The proposal has failed to gain traction in Minnesota's divided Capitol for nearly a decade, eliciting passionate support and opposition from both parties, physicians and Minnesotans. Even with Democrats sponsoring the bill and in control of state government, its prospects are unclear this session.
"It's an option people should have if they want to. There are protections in place to make sure it's not abused," said Rep. Michael Freiberg, DFL-Golden Valley, who has sponsored the measure in the House for several years. "There are decades of data from Oregon and other states that have this on the books that show it's a safe option."

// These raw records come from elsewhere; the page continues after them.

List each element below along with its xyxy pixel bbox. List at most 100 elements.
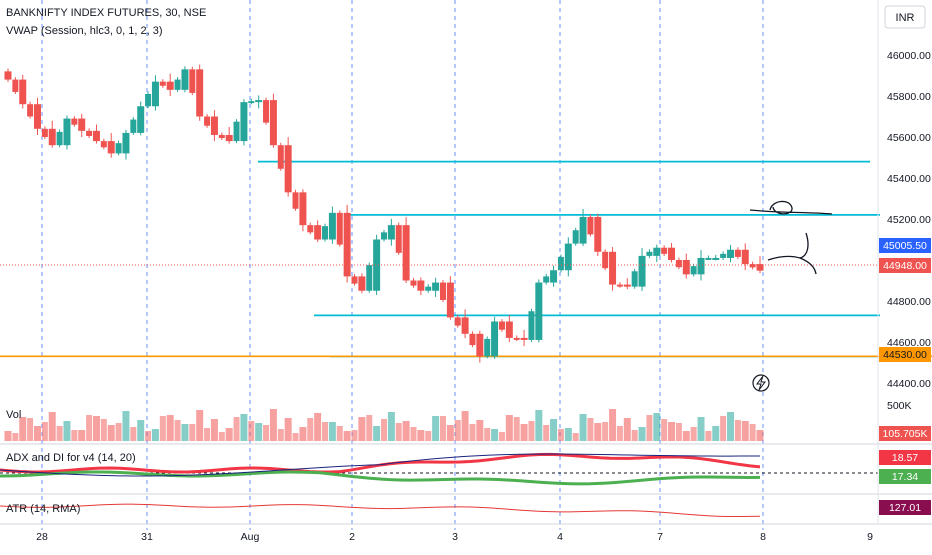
volume-bar (638, 427, 646, 441)
handdrawn-annotations[interactable] (749, 200, 833, 275)
lightning-icon[interactable] (752, 374, 770, 392)
candle-body (4, 71, 12, 80)
candle-body (661, 247, 668, 254)
volume-bar (210, 419, 218, 441)
candle-body (189, 69, 196, 93)
candle-body (505, 321, 513, 338)
volume-legend[interactable]: Vol (6, 409, 22, 421)
candle-body (476, 333, 484, 357)
volume-bar (4, 431, 12, 441)
candle-body (366, 265, 373, 291)
last-price-badge-text: 44948.00 (883, 260, 927, 272)
volume-bar (675, 423, 682, 441)
volume-bar (358, 417, 366, 441)
volume-bar (19, 417, 27, 441)
volume-bar (661, 419, 668, 441)
volume-bar (181, 424, 189, 441)
candle-body (307, 225, 314, 233)
volume-bar (439, 416, 446, 441)
volume-bar (299, 427, 307, 441)
drawn-levels[interactable] (0, 160, 932, 358)
candle-body (92, 130, 100, 142)
candle-body (425, 286, 432, 291)
volume-bar (233, 417, 240, 441)
volume-bar (189, 424, 196, 441)
candle-body (358, 276, 366, 291)
volume-bar (469, 424, 476, 441)
symbol-title[interactable]: BANKNIFTY INDEX FUTURES, 30, NSE (6, 7, 207, 19)
time-tick-label: 4 (557, 531, 563, 543)
candle-body (410, 280, 417, 286)
support-level-badge: 44530.00 (879, 347, 931, 362)
atr-legend[interactable]: ATR (14, RMA) (6, 503, 81, 515)
volume-bar (351, 430, 358, 441)
candle-body (218, 134, 225, 139)
volume-bar (749, 424, 756, 441)
time-tick-label: 8 (760, 531, 766, 543)
candle-body (432, 282, 440, 291)
volume-bar (328, 422, 336, 441)
candle-body (646, 251, 653, 256)
candle-body (336, 212, 343, 245)
volume-bar (225, 428, 233, 441)
candle-body (343, 212, 351, 277)
candle-body (484, 338, 491, 357)
volume-bar (543, 425, 550, 441)
volume-bar (432, 416, 440, 441)
volume-bar (277, 429, 284, 441)
volume-bar (734, 420, 741, 441)
candle-body (602, 251, 609, 269)
adx-top-badge-text: 18.57 (892, 452, 918, 464)
candle-body (609, 251, 617, 285)
volume-bar (712, 426, 720, 441)
candle-body (756, 264, 764, 271)
volume-bar (520, 424, 528, 441)
volume-bar (476, 420, 484, 441)
candle-body (107, 141, 115, 154)
candle-body (579, 216, 587, 244)
candle-body (734, 249, 741, 257)
handdrawn-circle-mark (749, 200, 833, 215)
candle-body (100, 141, 107, 148)
currency-button-label: INR (896, 12, 915, 24)
volume-bar (646, 415, 653, 441)
candle-body (322, 226, 329, 240)
vwap-legend[interactable]: VWAP (Session, hlc3, 0, 1, 2, 3) (6, 25, 163, 37)
volume-bar (535, 410, 543, 441)
volume-bar (78, 430, 86, 441)
currency-button[interactable]: INR (884, 5, 926, 29)
adx-legend[interactable]: ADX and DI for v4 (14, 20) (6, 452, 136, 464)
volume-bar (491, 429, 499, 441)
volume-bar (461, 411, 469, 441)
volume-bar (387, 412, 395, 441)
candle-body (351, 276, 358, 284)
price-axis[interactable]: 46000.00 45800.00 45600.00 45400.00 45200.00… (887, 50, 931, 390)
handdrawn-bracket-mark (767, 232, 817, 275)
atr-value-text: 127.01 (889, 502, 921, 514)
candle-body (520, 337, 528, 340)
volume-bar (631, 430, 638, 441)
candle-body (528, 311, 535, 340)
candle-body (543, 276, 550, 283)
candle-body (145, 93, 152, 107)
candle-body (587, 216, 594, 235)
volume-bar (720, 416, 727, 441)
volume-bar (498, 432, 505, 441)
candle-body (557, 256, 564, 271)
candle-body (564, 243, 572, 271)
adx-top-badge: 18.57 (879, 450, 931, 465)
candles-series (4, 64, 764, 363)
candle-body (446, 282, 454, 318)
candle-body (33, 104, 41, 129)
price-tick-label: 45800.00 (887, 91, 931, 103)
candle-body (56, 131, 63, 146)
volume-bar (343, 431, 351, 441)
volume-bar (204, 428, 211, 441)
candle-body (78, 118, 86, 131)
volume-bar (159, 416, 166, 441)
volume-bar (682, 431, 690, 441)
candle-body (498, 321, 505, 330)
time-axis[interactable]: 28 31 Aug 2 3 4 7 8 9 (36, 531, 873, 543)
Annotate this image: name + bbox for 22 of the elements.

The legislation requires the person to be 18 years or older and of "sound mind" when making the decision. A doctor must determine the person has six months or less to live, and patients must attest that they've been fully informed of all of their treatment options.
Patients have to make the decision voluntarily and free of coercion. Under the bill, it's a felony for someone to pressure a terminally ill person into seeking the medication. Once they receive the prescription, patients must administer it themselves, unless they change their mind. Individual physicians and health care systems can opt out.
Nearly a quarter of people in the country live in a jurisdiction where medical aid in dying is allowed, but Minnesota has banned and criminalized the practice since the 1960s. The law has been challenged and upheld in court cases over the years.
Some Minnesotans facing a terminal illness have moved to other states that allow doctors to prescribe medication to end their life. Others have opted to go through what is known as VSED, where someone voluntarily stops eating and drinking. That process can take about 10 days.
Christina Ogata's mother chose VSED after she suffered a stroke and her quality of life diminished. She had agency in her death, but Ogata said the 12-day process was painful for her mother and family and friends who watched.
Her brother, who lived in New Mexico, took advantage of that state's 2021 aid in dying law to end his years of suffering from a neurodegenerative disease similar to Parkinson's. Ogata said they celebrated his life for several days before he took the medication, which offered him a peaceful end.
"He said, 'I need to close my eyes.' It was quiet, he did not seem anxious. His tremors went away," she said. "Everything slowed down. Eventually he let out one long, slow exhale. The doctor declared that was his last."
Opponents argue there are no safeguards in the legislation to prevent coercion, and there's no requirement that patients get a psychiatric evaluation before they receive the drug. Physicians can recommend an evaluation for a patient.
"This legislation has gone nowhere in past years, and for good reasons. Assisted suicide is a danger to all of us," said Blaeser. "Legalizing assisted suicide would pose real risks to Minnesotans."
Sen. Kelly Morrison, DFL-Deephaven, a physician, said she's carrying the bill alongside other senators in the health care profession, which is indicative of the broader support for the legislation in the medical community.
"Health care providers see people at the end of life and they see the ways some people suffer when they reach the end," she said.
Welles, who had three surgeries in the last six days related to her cancer diagnosis, still traveled to the Capitol with her sister on Thursday to plead with legislators to pass the proposal this year.
"This is the last and biggest choice we'll make," said Welles. "I don't have time to wait. This is urgent for me and so many other terminally ill Minnesotans."